Egg

Bird eggs are a common food and one of the most versatile ingredients used in cooking. Chicken eggs are widely used in many types of dishes, both sweet and savory. Eggs can be pickled, hardboiled, scrambled, fried and refrigerated. The most common egg used today is the hen's egg, though duck, goose and other fowl are available in some areas.
The egg white is an excellent source of protein and riboflavin.
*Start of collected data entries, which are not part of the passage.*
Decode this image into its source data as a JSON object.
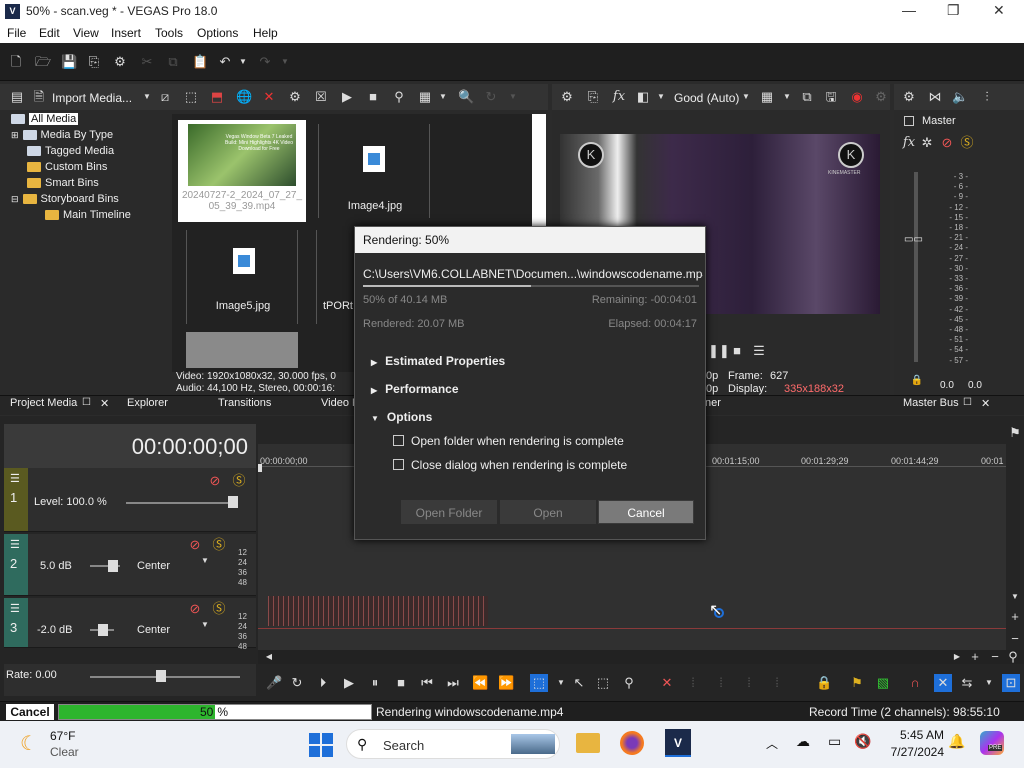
{
  "window": {
    "title": "50% - scan.veg * - VEGAS Pro 18.0",
    "logo": "V"
  },
  "menu": [
    "File",
    "Edit",
    "View",
    "Insert",
    "Tools",
    "Options",
    "Help"
  ],
  "project_media": {
    "import_label": "Import Media...",
    "tree": [
      "All Media",
      "Media By Type",
      "Tagged Media",
      "Custom Bins",
      "Smart Bins",
      "Storyboard Bins",
      "Main Timeline"
    ],
    "files": [
      {
        "name": "20240727-2_2024_07_27_05_39_39.mp4"
      },
      {
        "name": "Image4.jpg"
      },
      {
        "name": "Image5.jpg"
      },
      {
        "name": "tPORt...1.9"
      }
    ],
    "thumb_text": "Vegas Window Beta 7 Leaked Build: Mini Highlights 4K Video Download for Free",
    "info_line1": "Video: 1920x1080x32, 30.000 fps, 0",
    "info_line2": "Audio: 44,100 Hz, Stereo, 00:00:16:"
  },
  "tabs": [
    "Project Media",
    "Explorer",
    "Transitions",
    "Video F",
    "ner",
    "Master Bus"
  ],
  "preview": {
    "quality": "Good (Auto)",
    "frame_label": "Frame:",
    "frame": "627",
    "display_label": "Display:",
    "display": "335x188x32",
    "p_label1": "0p",
    "p_label2": "0p",
    "brand": "KINEMASTER"
  },
  "master": {
    "label": "Master",
    "scale": [
      "3",
      "6",
      "9",
      "12",
      "15",
      "18",
      "21",
      "24",
      "27",
      "30",
      "33",
      "36",
      "39",
      "42",
      "45",
      "48",
      "51",
      "54",
      "57"
    ],
    "left_val": "0.0",
    "right_val": "0.0"
  },
  "timeline": {
    "timecode": "00:00:00;00",
    "ruler": [
      "00:00:00;00",
      "00:01:15;00",
      "00:01:29;29",
      "00:01:44;29",
      "00:01"
    ],
    "tracks": [
      {
        "num": "1",
        "label": "Level: 100.0 %"
      },
      {
        "num": "2",
        "db": "5.0 dB",
        "pan": "Center",
        "meter": [
          "12",
          "24",
          "36",
          "48"
        ]
      },
      {
        "num": "3",
        "db": "-2.0 dB",
        "pan": "Center",
        "meter": [
          "12",
          "24",
          "36",
          "48"
        ]
      }
    ],
    "rate": "Rate: 0.00"
  },
  "dialog": {
    "title": "Rendering: 50%",
    "path": "C:\\Users\\VM6.COLLABNET\\Documen...\\windowscodename.mp4",
    "progress_text": "50% of 40.14 MB",
    "remaining": "Remaining: -00:04:01",
    "rendered": "Rendered: 20.07 MB",
    "elapsed": "Elapsed: 00:04:17",
    "progress": 0.5,
    "sections": [
      "Estimated Properties",
      "Performance",
      "Options"
    ],
    "options": [
      "Open folder when rendering is complete",
      "Close dialog when rendering is complete"
    ],
    "buttons": [
      "Open Folder",
      "Open",
      "Cancel"
    ]
  },
  "status": {
    "cancel": "Cancel",
    "percent": "50",
    "percent_sign": "%",
    "progress": 0.5,
    "message": "Rendering windowscodename.mp4",
    "record_time": "Record Time (2 channels): 98:55:10"
  },
  "taskbar": {
    "temp": "67°F",
    "weather": "Clear",
    "search": "Search",
    "time": "5:45 AM",
    "date": "7/27/2024",
    "copilot_badge": "PRE"
  },
  "colors": {
    "accent": "#1e6fd9",
    "progress_green": "#2db52d",
    "display_red": "#ff6b6b",
    "track_video": "#5a5a20",
    "track_audio": "#2f6b5e"
  }
}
An egg white (albumin) is fat free and contains only 10 calories. Egg yolks contain all of the fat in an egg and are a good source of protein, iron, vitamins A and D, choline and phosphorus. Egg yolks are high in cholesterol. The color of the yolk depends entirely on the hen's diet. Hens fed on alfalfa, grass and yellow corn lay eggs with lighter yolks than wheat-fed hens. The egg shell's color is determined by the breed and has nothing to do with either taste or nutritive value.

Storage of Eggs
§ Eggs must always be refrigerated. When stored at room
temperature, they lose more quality in 1 day than in a
week in the refrigerator.
§ Eggs should be stored in the carton in which they came;
transferring them to the egg container in the refrigerator
door exposes them to odors and damage. They should
always be stored large-end-up and should never be
placed near odoriferous foods (such as onions) because
they easily absorb odors.
§ The best flavor and cooking quality will be realized in
eggs used within a week. They can, however, be
refrigerated up to a month, providing the shells are intact.
§ Leftover yolks can be covered with cold water and
refrigerated, tightly covered, for up to 3 days. They can be
frozen only with the addition of 1/8 teaspoon salt or 1 1/2
teaspoons sugar or corn syrup per 1/4 cup egg yolks.
§ Tightly covered egg whites can be refrigerated up to 4
days. They can be frozen as is up to 6 months. An easy
way to freeze whites is to place one in each section of an
ice cube tray.
§ Hard-cooked eggs should be refrigerated no more than a

week. Eggs are available in other forms including powdered and frozen (whole or separated). Commercially frozen egg products are generally pasteurized and some contain stabilizing ingredients.